Pode ser chocante no século XXI, mas na época romana acreditava-se que o Limia era um rio único, digno do submundo, e não qualquer um. Como o próprio Ministério da Agricultura espanhol lembra, uma lenda surpreendente foi criada em torno de suas águas: acreditava-se que não era outro senão o Lete, um dos cinco rios que correm pelo Hades.

Ali, ele compartilhava a terra dos mortos com outros leitos de rios igualmente sinistros, como o Flegetonte, um canal de fogo; ou os rios Aqueronte e Cócito, conhecidos por suas águas de aflição e lamentação. Entre todos eles, o Lete se destacava por uma peculiaridade assustadora. Era considerado o rio do esquecimento. Quem bebia dele sofria de um esquecimento total, perdia suas memórias por mais feliz que fosse.

É por aqui que passa o Lete

Se os legionários romanos acreditavam mais ou menos nas histórias de sua mitologia e no poder mágico das águas do Limia, o que se pode supor é que a lenda era razoavelmente difundida na época.

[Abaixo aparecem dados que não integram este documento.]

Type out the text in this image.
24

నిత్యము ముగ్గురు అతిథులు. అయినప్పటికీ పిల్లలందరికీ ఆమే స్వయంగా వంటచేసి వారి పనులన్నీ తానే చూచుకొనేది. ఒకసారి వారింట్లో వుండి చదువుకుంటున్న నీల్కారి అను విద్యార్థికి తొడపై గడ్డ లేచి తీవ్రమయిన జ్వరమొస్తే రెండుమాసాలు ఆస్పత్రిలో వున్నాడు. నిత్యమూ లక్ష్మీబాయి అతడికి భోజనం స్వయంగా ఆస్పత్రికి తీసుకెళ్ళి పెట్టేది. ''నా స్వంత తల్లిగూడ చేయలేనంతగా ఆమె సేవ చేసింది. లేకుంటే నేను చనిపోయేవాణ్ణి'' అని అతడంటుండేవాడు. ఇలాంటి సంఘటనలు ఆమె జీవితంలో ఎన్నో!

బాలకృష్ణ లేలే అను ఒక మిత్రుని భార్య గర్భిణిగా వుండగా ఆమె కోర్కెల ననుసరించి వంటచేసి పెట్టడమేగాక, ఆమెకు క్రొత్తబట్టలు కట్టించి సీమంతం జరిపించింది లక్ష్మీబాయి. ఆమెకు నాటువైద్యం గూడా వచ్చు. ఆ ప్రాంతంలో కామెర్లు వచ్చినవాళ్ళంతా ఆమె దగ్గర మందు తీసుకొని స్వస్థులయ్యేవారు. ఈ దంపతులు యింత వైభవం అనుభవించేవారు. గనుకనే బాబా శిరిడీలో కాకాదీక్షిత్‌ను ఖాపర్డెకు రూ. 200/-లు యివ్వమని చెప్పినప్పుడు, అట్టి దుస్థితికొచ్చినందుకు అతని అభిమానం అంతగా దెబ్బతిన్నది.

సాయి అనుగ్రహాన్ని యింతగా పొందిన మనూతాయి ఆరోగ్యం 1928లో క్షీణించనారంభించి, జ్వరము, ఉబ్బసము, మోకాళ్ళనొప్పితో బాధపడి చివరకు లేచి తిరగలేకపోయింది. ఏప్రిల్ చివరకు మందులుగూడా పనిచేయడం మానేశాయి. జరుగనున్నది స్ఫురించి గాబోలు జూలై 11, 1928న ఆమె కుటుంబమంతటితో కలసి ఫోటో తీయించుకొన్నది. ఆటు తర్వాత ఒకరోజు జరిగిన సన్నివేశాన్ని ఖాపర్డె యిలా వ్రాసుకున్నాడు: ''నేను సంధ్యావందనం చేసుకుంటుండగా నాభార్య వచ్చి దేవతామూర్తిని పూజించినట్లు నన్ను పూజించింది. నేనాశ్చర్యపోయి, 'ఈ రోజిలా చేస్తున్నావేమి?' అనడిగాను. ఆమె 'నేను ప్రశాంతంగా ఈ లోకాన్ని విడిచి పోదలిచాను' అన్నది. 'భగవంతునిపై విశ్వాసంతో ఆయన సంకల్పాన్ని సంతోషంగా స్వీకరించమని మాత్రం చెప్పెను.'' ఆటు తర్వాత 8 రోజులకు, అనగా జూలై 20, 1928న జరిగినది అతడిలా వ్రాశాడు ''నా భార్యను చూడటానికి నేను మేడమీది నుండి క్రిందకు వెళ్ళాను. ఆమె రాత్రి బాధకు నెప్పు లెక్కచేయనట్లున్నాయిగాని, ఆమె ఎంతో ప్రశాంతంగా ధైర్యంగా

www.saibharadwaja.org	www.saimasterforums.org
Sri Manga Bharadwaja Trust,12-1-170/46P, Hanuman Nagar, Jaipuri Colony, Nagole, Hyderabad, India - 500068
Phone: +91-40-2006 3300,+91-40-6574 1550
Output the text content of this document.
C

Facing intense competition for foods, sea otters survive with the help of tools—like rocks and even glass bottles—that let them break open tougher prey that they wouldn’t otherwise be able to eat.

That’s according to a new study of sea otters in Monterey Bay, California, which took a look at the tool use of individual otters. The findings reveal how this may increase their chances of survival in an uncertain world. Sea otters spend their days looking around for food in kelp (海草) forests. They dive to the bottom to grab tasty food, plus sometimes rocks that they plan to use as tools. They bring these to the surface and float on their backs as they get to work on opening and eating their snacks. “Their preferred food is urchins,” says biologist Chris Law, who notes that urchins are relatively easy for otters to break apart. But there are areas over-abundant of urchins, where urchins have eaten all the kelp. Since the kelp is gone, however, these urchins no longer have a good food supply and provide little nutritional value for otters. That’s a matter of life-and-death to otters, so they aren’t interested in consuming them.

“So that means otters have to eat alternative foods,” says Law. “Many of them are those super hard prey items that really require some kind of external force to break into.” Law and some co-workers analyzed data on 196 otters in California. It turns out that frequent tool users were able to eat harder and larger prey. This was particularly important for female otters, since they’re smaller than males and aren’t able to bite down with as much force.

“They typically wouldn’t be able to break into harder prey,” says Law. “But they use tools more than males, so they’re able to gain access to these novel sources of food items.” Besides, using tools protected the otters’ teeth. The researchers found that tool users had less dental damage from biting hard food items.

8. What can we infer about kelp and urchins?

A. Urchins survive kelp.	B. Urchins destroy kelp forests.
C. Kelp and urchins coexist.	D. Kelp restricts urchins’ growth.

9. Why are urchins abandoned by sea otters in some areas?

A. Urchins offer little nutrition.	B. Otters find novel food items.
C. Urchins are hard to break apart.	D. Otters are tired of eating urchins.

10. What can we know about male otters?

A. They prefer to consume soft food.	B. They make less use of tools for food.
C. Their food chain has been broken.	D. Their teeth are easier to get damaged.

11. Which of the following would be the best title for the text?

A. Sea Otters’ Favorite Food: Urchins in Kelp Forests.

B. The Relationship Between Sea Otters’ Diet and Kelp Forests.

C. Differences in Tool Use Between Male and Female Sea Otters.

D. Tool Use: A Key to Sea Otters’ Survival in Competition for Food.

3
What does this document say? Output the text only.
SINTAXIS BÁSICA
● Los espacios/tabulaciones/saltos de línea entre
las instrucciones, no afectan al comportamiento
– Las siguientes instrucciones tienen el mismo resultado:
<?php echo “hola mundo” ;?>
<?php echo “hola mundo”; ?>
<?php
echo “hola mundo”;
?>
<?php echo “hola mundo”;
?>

Isso se reflete no próprio tesauros do Patrimônio Cultural da Espanha, que lembra que o Limia era conhecido como Belión ou Lethes, justamente pela "confusão com o rio do Esquecimento mencionado no Hades. Acreditava-se que fazia com que aqueles que o cruzavam perdessem a memória, o que dificultava as batalhas romanas neste ambiente por anos, já que os militares se recusavam a atravessá-lo", diz o arquivo dedicado a ele pelo Ministério da Agricultura.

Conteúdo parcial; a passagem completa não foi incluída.